Ainsi, Carnage structure son propos autour de concept et d’éléments formels propres au genre. L’image du croquemitaine pour commencer, ici un grand brûlé annonçant presque le Freddy Krueger de Nightmare on Elm Street et dont le nom renvoie en douce à une véritable légende urbaine. Un personnage de fable, mais de fable à la morale contrariée. Puisque dans “Carnage”,le bourreau d’aujourd’hui est la victime d’hier. Cette métamorphose, cette redistribution des rôles est justifié e de façon rationnelle  (par une ”simple” relation de cause à effet , par la quête d’un apaisement passant par la vengeance donc par un processus d’autojustice ), mais  elle s’opère dans le même temps de manière irrationnelle et déstructurée.  Le revanche du croquemitaine de “The burning “s’exerce sur  une poignée  d’adolescents qui à l’exception d’un des  personnage (Todd), ne lui ont rien fait…


Le propos de Carnage décortiqué, le tueur et le mobile extraits de ses entrailles, il reste à parler de la victime et du mode opératoir. Et bien au delà  des frontières du slasher, la victime toute désignée du cinéma horrifique américain reste cet être en voyage entre l’enfance et l'âge d’adulte. L’ Adolescent…. qu’il prend de manière factuelle comme propos et de manière tout aussi factuelle comme public cible.

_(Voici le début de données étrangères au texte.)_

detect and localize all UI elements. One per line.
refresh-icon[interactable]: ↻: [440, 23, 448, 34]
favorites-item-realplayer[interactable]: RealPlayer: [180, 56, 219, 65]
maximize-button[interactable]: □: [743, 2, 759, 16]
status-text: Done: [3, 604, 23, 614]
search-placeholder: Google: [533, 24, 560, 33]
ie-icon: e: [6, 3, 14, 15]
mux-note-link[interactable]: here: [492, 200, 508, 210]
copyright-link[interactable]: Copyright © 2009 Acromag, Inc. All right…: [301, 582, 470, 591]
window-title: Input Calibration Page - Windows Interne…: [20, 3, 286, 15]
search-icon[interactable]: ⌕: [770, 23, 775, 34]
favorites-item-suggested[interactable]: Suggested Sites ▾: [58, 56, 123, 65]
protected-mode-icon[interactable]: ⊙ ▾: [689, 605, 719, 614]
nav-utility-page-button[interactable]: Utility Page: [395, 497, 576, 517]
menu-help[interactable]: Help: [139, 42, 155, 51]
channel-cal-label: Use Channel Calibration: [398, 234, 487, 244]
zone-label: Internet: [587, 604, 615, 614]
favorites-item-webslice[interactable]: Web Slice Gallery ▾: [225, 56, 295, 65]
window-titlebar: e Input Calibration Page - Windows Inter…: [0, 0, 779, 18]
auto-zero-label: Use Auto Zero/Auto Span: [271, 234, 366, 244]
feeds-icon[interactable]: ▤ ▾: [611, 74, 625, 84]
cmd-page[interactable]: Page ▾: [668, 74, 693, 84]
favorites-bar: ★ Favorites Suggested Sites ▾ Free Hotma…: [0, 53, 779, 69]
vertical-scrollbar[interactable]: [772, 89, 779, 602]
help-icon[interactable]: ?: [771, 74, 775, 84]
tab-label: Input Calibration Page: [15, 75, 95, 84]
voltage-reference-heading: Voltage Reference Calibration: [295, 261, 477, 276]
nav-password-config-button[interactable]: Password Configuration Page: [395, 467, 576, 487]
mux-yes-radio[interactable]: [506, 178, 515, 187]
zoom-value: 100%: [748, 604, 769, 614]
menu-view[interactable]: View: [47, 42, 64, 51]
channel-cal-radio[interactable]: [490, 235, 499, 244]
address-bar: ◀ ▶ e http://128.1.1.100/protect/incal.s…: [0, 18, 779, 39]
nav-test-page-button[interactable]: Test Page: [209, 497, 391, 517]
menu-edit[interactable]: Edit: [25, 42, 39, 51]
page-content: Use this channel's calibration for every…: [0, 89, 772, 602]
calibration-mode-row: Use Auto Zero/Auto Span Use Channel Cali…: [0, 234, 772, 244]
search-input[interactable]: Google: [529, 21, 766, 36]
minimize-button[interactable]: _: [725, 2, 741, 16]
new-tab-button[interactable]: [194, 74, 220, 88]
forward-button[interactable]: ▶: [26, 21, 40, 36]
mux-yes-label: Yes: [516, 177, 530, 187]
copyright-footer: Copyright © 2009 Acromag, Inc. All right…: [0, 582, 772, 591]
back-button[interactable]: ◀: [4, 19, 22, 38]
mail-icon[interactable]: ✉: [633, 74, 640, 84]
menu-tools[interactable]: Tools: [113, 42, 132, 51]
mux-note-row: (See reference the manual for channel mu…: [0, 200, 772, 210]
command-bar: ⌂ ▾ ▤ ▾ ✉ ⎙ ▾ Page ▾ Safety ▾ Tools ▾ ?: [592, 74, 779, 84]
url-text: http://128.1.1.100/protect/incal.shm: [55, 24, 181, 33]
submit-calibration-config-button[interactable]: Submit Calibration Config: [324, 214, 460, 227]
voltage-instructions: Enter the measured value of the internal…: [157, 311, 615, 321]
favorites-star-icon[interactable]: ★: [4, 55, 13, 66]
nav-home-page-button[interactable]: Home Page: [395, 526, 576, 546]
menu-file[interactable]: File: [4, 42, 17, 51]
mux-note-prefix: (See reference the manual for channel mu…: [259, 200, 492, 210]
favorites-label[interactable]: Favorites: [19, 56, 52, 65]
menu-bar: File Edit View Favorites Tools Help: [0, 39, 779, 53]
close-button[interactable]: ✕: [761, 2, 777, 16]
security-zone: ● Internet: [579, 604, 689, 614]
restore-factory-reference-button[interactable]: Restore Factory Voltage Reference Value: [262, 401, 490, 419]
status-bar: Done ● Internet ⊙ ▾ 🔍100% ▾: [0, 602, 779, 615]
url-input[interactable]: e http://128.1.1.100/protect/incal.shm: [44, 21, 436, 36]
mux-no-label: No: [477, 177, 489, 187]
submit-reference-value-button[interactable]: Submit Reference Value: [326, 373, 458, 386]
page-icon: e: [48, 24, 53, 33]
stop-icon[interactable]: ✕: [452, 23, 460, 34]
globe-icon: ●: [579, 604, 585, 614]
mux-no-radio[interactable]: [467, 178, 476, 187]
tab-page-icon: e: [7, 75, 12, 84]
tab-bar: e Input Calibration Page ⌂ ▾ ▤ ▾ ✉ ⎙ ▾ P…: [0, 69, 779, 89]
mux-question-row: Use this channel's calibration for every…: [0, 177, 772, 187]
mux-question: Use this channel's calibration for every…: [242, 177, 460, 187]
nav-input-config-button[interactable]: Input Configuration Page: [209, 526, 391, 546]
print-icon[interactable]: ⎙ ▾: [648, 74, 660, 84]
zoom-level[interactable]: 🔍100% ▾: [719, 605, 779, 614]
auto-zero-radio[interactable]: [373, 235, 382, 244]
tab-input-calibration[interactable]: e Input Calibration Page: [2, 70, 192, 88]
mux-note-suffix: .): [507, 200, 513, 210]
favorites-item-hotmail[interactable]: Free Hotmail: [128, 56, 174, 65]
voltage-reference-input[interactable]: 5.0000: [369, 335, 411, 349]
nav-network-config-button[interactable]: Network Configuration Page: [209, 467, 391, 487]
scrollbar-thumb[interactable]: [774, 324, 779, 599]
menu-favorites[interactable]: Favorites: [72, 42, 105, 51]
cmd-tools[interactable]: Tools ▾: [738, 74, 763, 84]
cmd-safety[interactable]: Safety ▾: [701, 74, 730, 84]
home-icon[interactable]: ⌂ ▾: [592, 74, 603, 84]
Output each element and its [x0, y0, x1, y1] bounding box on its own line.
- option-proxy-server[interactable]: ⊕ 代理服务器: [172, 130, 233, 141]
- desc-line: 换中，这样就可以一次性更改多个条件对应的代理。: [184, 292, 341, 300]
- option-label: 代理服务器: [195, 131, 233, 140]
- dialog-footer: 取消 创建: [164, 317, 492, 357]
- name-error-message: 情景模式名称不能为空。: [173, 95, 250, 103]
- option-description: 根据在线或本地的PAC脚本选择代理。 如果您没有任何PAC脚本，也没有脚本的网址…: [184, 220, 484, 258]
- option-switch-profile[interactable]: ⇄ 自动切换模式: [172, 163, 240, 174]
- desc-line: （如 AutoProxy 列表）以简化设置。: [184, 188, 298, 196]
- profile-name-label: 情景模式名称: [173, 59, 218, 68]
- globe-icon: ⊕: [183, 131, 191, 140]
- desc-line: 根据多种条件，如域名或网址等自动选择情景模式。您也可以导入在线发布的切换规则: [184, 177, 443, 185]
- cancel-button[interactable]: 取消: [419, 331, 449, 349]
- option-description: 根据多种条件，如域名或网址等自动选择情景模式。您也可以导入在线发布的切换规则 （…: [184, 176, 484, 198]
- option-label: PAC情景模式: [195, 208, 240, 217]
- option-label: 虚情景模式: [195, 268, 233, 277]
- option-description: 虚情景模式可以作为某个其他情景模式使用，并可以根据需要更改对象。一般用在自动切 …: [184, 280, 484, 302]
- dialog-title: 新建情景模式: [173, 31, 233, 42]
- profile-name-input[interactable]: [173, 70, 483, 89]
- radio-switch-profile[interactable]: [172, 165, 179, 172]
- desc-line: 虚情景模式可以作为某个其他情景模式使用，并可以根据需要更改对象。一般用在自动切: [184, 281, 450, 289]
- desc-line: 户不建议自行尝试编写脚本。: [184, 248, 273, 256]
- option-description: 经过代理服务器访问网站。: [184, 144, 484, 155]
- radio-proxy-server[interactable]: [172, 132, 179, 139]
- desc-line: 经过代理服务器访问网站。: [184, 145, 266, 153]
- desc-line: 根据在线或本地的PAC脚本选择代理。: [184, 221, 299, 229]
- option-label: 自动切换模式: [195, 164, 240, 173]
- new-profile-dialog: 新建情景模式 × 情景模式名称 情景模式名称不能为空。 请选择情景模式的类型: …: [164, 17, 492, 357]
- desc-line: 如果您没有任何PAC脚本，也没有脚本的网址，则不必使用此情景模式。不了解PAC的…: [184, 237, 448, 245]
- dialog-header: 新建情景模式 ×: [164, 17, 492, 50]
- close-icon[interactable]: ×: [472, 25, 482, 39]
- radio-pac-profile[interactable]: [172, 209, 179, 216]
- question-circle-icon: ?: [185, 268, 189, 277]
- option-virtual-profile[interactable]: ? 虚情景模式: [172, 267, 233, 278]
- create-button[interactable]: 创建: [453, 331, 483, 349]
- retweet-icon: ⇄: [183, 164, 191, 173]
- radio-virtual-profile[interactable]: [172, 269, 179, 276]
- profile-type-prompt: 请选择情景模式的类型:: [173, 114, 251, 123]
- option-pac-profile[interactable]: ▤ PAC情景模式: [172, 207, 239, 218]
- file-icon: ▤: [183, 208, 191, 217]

Dans “The Burning” comme dans Vendredi 13, la fable va prendre la tournure d’un bowling humain , et d’une série de mises à mort méthodiques permettant à Tom Savini d’exercer son talent mais également de vérifier quelques règles propres à ce type de cinéma.  Des codes souvent examinés à travers le prisme de la morale et de la leçon …accrochés à l’idée que les actes et les choix  des personnages (relations sexuelles, ballade solitaire et aventureuse...) devront se payer au prix du sang. Dans un angle de vision plus psychanalytique, le Slasher est au fond un genre qui se refuse à  faire la différence entre la pulsion de vie et la pulsion de mort. 

Carnage est un film imparfait, ostensiblement initiatique pour son cast, son équipe et ses producteurs. Mais paradoxalement, c’est aussi un film qui fonctionne..."


Le jet de  Maylan s'émancipe toutefois de son modèle (Vendredi 13) pour en choisir un autre dans une séquence introductive en deux temps.  La  jungle urbaine et crasseuse remplace momentanément un décors de colonie  à la MeatBalls. L’esthétique de la séquence évoque immanquablement le “Maniac” de Lustig. Cette entorse quelque peu forcée du scénario apparaît comme gratuite ou pour l’écrire autrement, tombe comme un cheveu sur la soupe. Mais elle a le mérite de nous donner une idée la véritable nature du spectacle proposé. Un recyclage de formules et de figures peinant un peu à trouver justification. Pour le dire avec humour, Harvey Weinstein a surtout eu l’idée originale de reprendre celle des autres et le travail de quatre autres auteurs n’a pas réussi à le cacher. Confessons-le, sur bien des points , l’écriture donc mais également la direction d’acteur, le montage (portant la griffe d’un Jack Sholder débutant), “Carnage” est un film imparfait, ostensiblement initiatique pour son cast, son équipe et ses producteurs. Paradoxalement, c’est aussi un film qui fonctionne par la force de ses effets sanglants, son score délicieusement électronique,  une facture très 80’s mais également par sa qualité historique de “réplique” à Vendredi 13.  



Un œil sur le disque:


Les éditions Rimini livrent une coffret digipack deux disques  avec fourreau  particulièrement soignée. Le master haute définition est définitivement engageant, présente le film dans son Flat (1.85) d’origine, s’accompagne de pistes françaises (doublage d’origine) et anglaises… mais également d’une série de Bonus, certes pas forcément très informatifs mais néanmoins intéressant. Un petit livret signé par Marc Toullec permet d’en apprendre un peu plus sur la genèse du film. Bref l’ édition est  recommandable.